Mayor Bill Peduto answer questions at Warrington Recreation center.

Bill Peduto celebrated his first 100 days in office by staging a Mayor's Night Out at the Warrington Recreation Center offering city residents an opportunity to address the mayor with their concerns.

Attending the meeting with Mr. Peduto were more than a dozen of his directors and top staff members. After taking the questions and answering to the best of his ability, he would pass off the questions for a more in-depth response from his staff members.

Before taking questions, the mayor spoke briefly about investment in city neighborhoods. He said they are looking at two critical things in neighborhoods: home ownership and reinvestment in neighborhood business districts.

Members of his team tasked to address those issues were Dr. Curtis Porter, chief education and neighborhood reinvestment officer, and Valerie McDonald-Roberts, chief urban affairs officer.

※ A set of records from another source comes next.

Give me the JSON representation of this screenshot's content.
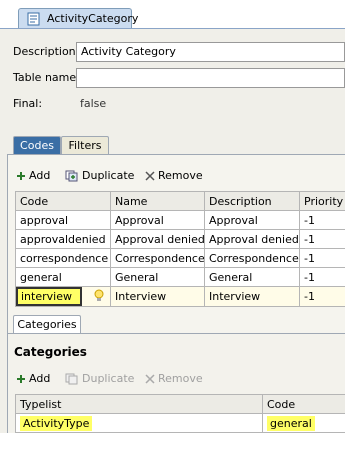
{
  "editor": {
    "tab_title": "ActivityCategory",
    "description_label": "Description:",
    "description_value": "Activity Category",
    "tablename_label": "Table name:",
    "tablename_value": "",
    "final_label": "Final:",
    "final_value": "false"
  },
  "tabs": [
    {
      "label": "Codes",
      "active": true
    },
    {
      "label": "Filters",
      "active": false
    }
  ],
  "codes_toolbar": {
    "add": "Add",
    "duplicate": "Duplicate",
    "remove": "Remove"
  },
  "codes_table": {
    "headers": [
      "Code",
      "Name",
      "Description",
      "Priority"
    ],
    "rows": [
      [
        "approval",
        "Approval",
        "Approval",
        "-1"
      ],
      [
        "approvaldenied",
        "Approval denied",
        "Approval denied",
        "-1"
      ],
      [
        "correspondence",
        "Correspondence",
        "Correspondence",
        "-1"
      ],
      [
        "general",
        "General",
        "General",
        "-1"
      ],
      [
        "interview",
        "Interview",
        "Interview",
        "-1"
      ]
    ]
  },
  "categories": {
    "tab_label": "Categories",
    "section_title": "Categories",
    "toolbar": {
      "add": "Add",
      "duplicate": "Duplicate",
      "remove": "Remove"
    },
    "headers": [
      "Typelist",
      "Code"
    ],
    "rows": [
      [
        "ActivityType",
        "general"
      ]
    ]
  },
  "colors": {
    "highlight": "#ffff66",
    "active_tab": "#3a6ea5"
  }
}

"We are targeting in about 12 neighborhoods," Mr. Peduto said. "And the reason we say 'about 12' is that we're looking at the entire Hilltop as one."

The mayor said what this means, is the Hilltop is one of only a dozen neighborhoods the city is focusing in on and about one-third of the Mayor's Office staff is being dedicated to this new bureau.

The Hilltop needs a CDC (community development corporation) that collectively has the capacity to go after funding through federal, state and private investment along with foundation support he said.

"So when we have a main street manager, now Aaron (Sukenik, executive director of the Hilltop Alliance) has somebody he can go to directly so we can start to put together plans for Warrington Avenue. Looking and mapping out exactly what is there," he said.

Among the things they will be able to look at in the focus areas, is housing. Instead of just looking for developers to build new houses, they want to look at refurbishing the existing housing stock. This could provide an opportunity for people who are currently renting homes to be able to purchase a home in the communities.

The Mayor's Office initiative will also offer support to non-profits working in the neighborhoods on the "front lines." They will also be looking at education programs.

First to offer a question from the standing room only crowd was Judy Hackel, vice-president of the Allentown Community Development Corp. She expressed concerns with loitering on Warrington Avenue in the business district.

Public Safety Director Michael Huss said he knew it was an ongoing issue on Warrington Avenue for a long time.

"We try to balance people's rights with what the community wants," he said. Director Huss added he's ridden with police officers through the neighborhood and did some "stop and talks" with people.

Zone 3 Lt. Larry Scirotto said bike officers stationed at the zone will be starting this week to do quality of life patrols through many of the 14 neighborhoods in the zone. Last year, the bike and foot patrols were effective in the neighborhoods, but were discontinued when the weather turned colder.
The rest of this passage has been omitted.